The __version__ value is included as the version metadata value in the setup.cfg File by including the line:

version = attr: package_name.__version__

in the [metadata] section. Be sure to replace package_name with the package name you chose for the Package Code Sub-directory.

docs/ Sub-directory

The docs/ directory contains the Sphinx source files for the package documentation. This directory is initialized by creating it, then running the sphinx-quickstart command in it.

After initializing the docs/ directory, its conf.py file requires some editing. Please see docs/conf.py in the rpn-to-gemlam tool package for an example of a “finished” file.

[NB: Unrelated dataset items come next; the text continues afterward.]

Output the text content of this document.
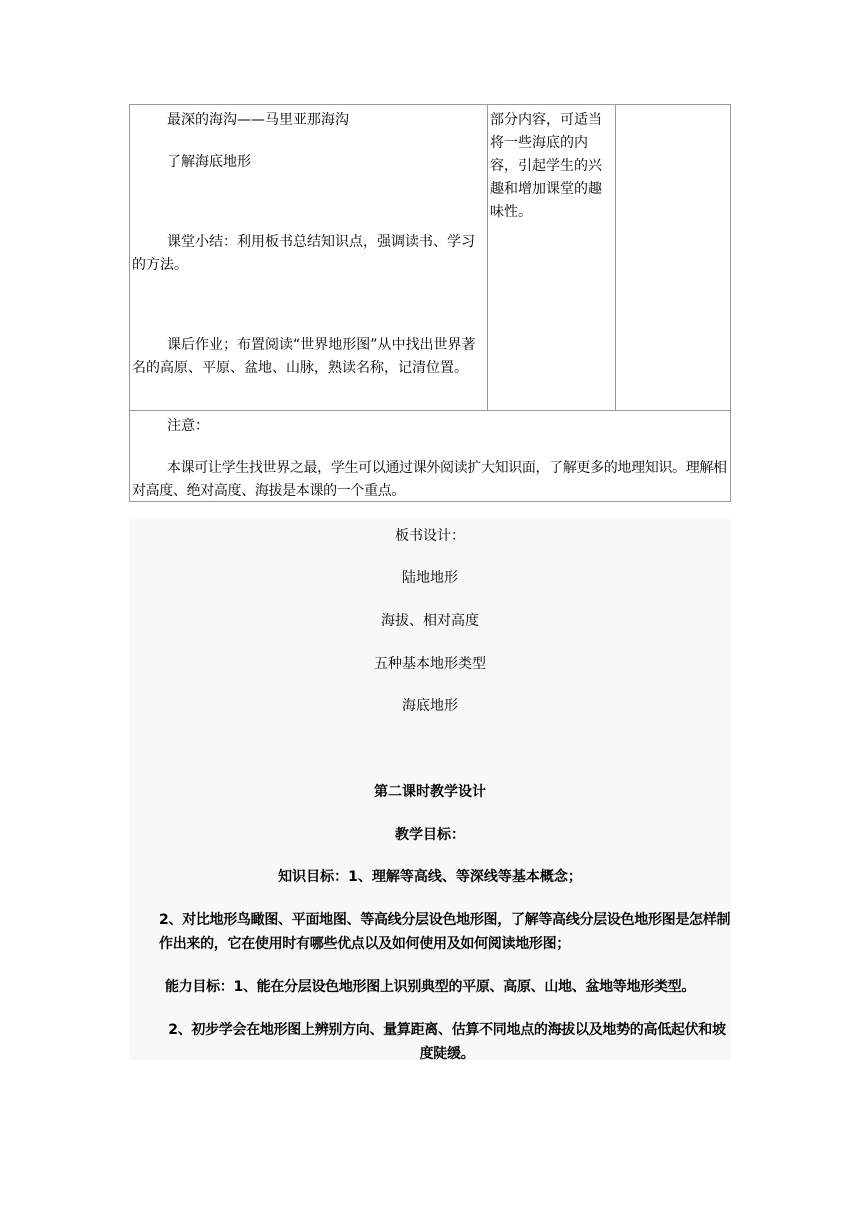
最深的海沟——马里亚那海沟

了解海底地形

课堂小结：利用板书总结知识点，强调读书、学习的方法。

课后作业；布置阅读“世界地形图”从中找出世界著名的高原、平原、盆地、山脉，熟读名称，记清位置。

部分内容，可适当将一些海底的内容，引起学生的兴趣和增加课堂的趣味性。

注意：

本课可让学生找世界之最，学生可以通过课外阅读扩大知识面，了解更多的地理知识。理解相对高度、绝对高度、海拔是本课的一个重点。

板书设计：
陆地地形
海拔、相对高度
五种基本地形类型
海底地形
第二课时教学设计
教学目标：
知识目标：1、理解等高线、等深线等基本概念；
2、对比地形鸟瞰图、平面地图、等高线分层设色地形图，了解等高线分层设色地形图是怎样制作出来的，它在使用时有哪些优点以及如何使用及如何阅读地形图；
能力目标：1、能在分层设色地形图上识别典型的平原、高原、山地、盆地等地形类型。
2、初步学会在地形图上辨别方向、量算距离、估算不同地点的海拔以及地势的高低起伏和坡度陡缓。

The key things that need to be done are:

  • Add:

    import os
    import sys
    
    sys.path.insert(0, os.path.abspath(".."))
    

    to the # -- Path setup ---------- section of the file to make the package code directory tree available to the Sphinx builder for collection of package metadata, automatic generation of documentation from docstrings, etc.

  • Change the project code in the # -- Project information --------- section to:

    import configparser
    
    setup_cfg = configparser.ConfigParser()
    setup_cfg.read(os.path.abspath("../setup.cfg"))
    project = setup_cfg["metadata"]["name"]
    

    to get the project name from the metadata section of the setup.cfg File.

  • Change the copyright code in the # -- Project information --------- section to something like:

    import datetime
    
    pkg_creation_year = 2019
    copyright_years = (
        f"{pkg_creation_year}"
        if datetime.date.today().year == pkg_creation_year
        else f"{pkg_creation_year}-{datetime.date.today():%Y}"
    )
    copyright = f"{copyright_years}, {author}"
    

    to ensure that the copyright year range displayed in the rendered docs is always up to date (at least as of the most recent rendering).

  • Change the version and release code in the # -- Project information --------- section to something like:

    import package_name
    
    version = package_name.__version__
    release = version
    

    to get the package version identifier from the __version__ variable in the package __init__.py file. Be sure to replace package_name with the package name you chose for the Package Code Sub-directory.

envs/ Sub-directory

The envs/ sub-directory contains at least 3 files that describe the conda environments for the package development and docs building environments.

environment-dev.yaml File

The environment-dev.yaml file is the conda environment description file for the package development environment. It includes all of the packages necessary to install, run, develop, test, and document the package.

For example, the environment-dev.yaml file for the rpn-to-gemlam tool package looks like:

# conda environment description file for rpn-to-gemlam package
# development environment
#
# Create a conda environment for development, testing and documentation of the package
# with:
#
#   $ conda env create -f rpn-to-gemlam/environment-dev.yaml
#   $ conda activate rpn-to-gemlam
#   (rpn-to-gemlam)$ python3 -m pip install --editable ../tools/SalishSeaTools
#   (rpn-to-gemlam)$ python3 -m pip install --editable rpn-to-gemlam
#
# The environment will include all of the tools used to develop,
# test, and document the rpn-to-gemlam package.
#
# See the envs/requirements.txt file for an exhaustive list of all of the
# packages installed in the environment and their versions used in
# recent development.

name: rpn-to-gemlam

channels:
  - conda-forge
  - nodefaults

dependencies:
  - arrow
  - bottleneck
  - Click
  - matplotlib
  - netCDF4
  - pip
  - python=3.7
  - python-dateutil
  - pytz
  - requests
  - retrying
  - scipy
  - xarray

  # For unit tests
  - coverage
  - pytest

  # For documentation
  - sphinx
  - sphinx_rtd_theme

  # For coding style
  - black

  - pip:
      - angles
  • The comments at the top of the file include a succinct version of the commands required to create the dev environment.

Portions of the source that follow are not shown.